Discussing other factors that contributed to increased wholesale energy costs in 2017, the report noted that congestion on transmission constraints within the ISO system was relatively frequent in the third and fourth quarters, primarily impacting San Diego Gas and Electric load area prices in day-ahead and 15-minute markets. Average annual day-ahead prices in that area increased above the system average by about 90 cents/MWh (2.5%), and real-time congestion increased prices by about $1.50/MWh (4%).
The report said that key aspects of market performance and issues relating to longer-term resource investment, planning, and market design involve that:
- About 3,000 MW of summer peak gas-fired capacity retired in 2017, with an additional 600 MW of gas generation submitting an intent to retire in 2018
- About 770 MW of summer peak generating capacity was added in 2017, and all of that capacity was renewable, primarily new solar generation
- Solar energy is expected to continue to increase at a high rate during the next few years as a result of projects under construction to meet the state’s renewable portfolio standard. That continues to increase the need for flexible and fast-ramping capacity that can be dispatched by the ISO to integrate increased amounts of variable energy efficiently and reliably
Among other things, the report noted that DMM has recommended that the ISO begin to consider various actions that might be taken to reduce the likelihood of conditions in which system market power may exist and to mitigate the impacts of any system market power on market costs and reliability.
In 2017, the day-ahead market was not structurally competitive in a growing number of hours and prices reached record highs in some hours, the report said, adding that tighter supply conditions in 2018 are likely to create additional potential for the exercise of system market power not subject to mitigation.

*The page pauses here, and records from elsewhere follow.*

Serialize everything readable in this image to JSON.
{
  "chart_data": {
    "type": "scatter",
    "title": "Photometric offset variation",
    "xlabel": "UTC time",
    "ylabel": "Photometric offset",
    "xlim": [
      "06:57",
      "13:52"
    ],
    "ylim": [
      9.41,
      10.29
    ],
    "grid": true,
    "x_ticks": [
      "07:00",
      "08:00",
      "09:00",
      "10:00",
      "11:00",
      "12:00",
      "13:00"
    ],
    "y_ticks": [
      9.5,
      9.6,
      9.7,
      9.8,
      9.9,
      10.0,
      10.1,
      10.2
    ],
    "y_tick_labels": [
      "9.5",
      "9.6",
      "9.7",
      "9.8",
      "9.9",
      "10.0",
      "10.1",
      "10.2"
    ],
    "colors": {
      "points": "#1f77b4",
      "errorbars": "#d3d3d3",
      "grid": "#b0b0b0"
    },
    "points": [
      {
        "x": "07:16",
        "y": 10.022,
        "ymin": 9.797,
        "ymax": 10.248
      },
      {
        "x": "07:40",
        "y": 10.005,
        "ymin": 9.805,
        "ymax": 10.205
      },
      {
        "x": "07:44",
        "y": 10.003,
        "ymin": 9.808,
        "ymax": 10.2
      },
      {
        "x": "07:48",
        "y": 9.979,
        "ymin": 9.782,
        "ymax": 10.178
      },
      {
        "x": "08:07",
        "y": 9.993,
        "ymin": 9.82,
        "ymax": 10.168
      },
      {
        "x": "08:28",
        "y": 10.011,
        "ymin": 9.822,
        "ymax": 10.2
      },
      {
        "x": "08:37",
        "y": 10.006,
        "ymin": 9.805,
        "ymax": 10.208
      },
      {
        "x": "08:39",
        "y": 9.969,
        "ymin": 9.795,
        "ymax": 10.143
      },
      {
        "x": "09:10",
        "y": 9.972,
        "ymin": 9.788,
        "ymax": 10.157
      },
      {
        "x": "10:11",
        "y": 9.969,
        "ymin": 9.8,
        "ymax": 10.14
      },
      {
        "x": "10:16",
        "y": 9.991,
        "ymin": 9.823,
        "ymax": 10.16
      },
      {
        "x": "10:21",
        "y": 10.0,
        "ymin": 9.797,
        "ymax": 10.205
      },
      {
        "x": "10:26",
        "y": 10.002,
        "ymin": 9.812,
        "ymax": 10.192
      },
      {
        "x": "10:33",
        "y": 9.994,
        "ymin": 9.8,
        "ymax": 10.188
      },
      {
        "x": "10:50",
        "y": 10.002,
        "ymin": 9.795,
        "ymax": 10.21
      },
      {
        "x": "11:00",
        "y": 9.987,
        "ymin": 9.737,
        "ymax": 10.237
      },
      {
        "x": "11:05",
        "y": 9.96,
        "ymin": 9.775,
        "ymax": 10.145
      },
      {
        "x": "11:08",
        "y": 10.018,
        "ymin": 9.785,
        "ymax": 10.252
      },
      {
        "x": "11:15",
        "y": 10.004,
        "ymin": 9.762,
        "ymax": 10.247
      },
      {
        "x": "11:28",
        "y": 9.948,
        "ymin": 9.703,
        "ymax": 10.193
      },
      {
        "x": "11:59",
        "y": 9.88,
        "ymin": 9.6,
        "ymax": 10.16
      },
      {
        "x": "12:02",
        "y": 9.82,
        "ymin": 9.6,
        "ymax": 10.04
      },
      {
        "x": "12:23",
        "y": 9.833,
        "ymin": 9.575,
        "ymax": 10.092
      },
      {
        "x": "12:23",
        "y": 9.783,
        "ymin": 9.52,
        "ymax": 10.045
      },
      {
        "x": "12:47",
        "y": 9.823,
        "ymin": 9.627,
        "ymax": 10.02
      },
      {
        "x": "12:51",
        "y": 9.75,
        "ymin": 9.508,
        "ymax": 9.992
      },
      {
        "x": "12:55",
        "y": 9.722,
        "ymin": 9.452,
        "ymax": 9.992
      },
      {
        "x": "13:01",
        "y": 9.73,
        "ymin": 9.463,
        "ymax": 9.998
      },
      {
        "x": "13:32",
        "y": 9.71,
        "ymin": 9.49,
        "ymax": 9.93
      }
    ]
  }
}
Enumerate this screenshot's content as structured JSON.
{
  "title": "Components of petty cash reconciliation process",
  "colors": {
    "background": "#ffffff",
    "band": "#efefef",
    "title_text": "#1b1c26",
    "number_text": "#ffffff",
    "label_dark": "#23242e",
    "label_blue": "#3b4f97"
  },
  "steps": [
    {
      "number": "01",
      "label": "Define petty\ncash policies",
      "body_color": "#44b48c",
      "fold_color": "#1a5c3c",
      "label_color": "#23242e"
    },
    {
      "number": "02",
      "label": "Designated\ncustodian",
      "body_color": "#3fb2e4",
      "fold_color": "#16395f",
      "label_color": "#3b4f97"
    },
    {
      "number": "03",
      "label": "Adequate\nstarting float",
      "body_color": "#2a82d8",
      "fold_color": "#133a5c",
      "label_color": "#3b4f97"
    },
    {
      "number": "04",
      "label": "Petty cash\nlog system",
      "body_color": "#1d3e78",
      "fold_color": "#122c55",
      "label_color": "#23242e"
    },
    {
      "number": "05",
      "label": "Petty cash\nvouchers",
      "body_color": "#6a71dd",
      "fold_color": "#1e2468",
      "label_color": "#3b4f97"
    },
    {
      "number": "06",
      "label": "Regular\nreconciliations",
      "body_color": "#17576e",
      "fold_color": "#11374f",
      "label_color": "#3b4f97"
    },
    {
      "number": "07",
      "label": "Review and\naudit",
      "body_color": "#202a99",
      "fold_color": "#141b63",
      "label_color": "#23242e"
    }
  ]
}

DMM has provided some initial suggestions for actions for reducing and mitigating the potential for system market power that might be considered, including to:
- Set local and system resource adequacy requirements sufficiently high to ensure both reliability and reduced likelihood of non-competitive market outcomes
- Reexamine resource adequacy provisions relating to imports, which are only required to be bid into the day-ahead market – at any price – and do not have any further obligation if not scheduled in the day-ahead energy or residual unit commitment process
- Closely monitor for potential errors or software issues affecting market power mitigation
According to a June 11 market notice, DMM has scheduled a stakeholder web conference on June 14 to discuss the analysis and findings of its report.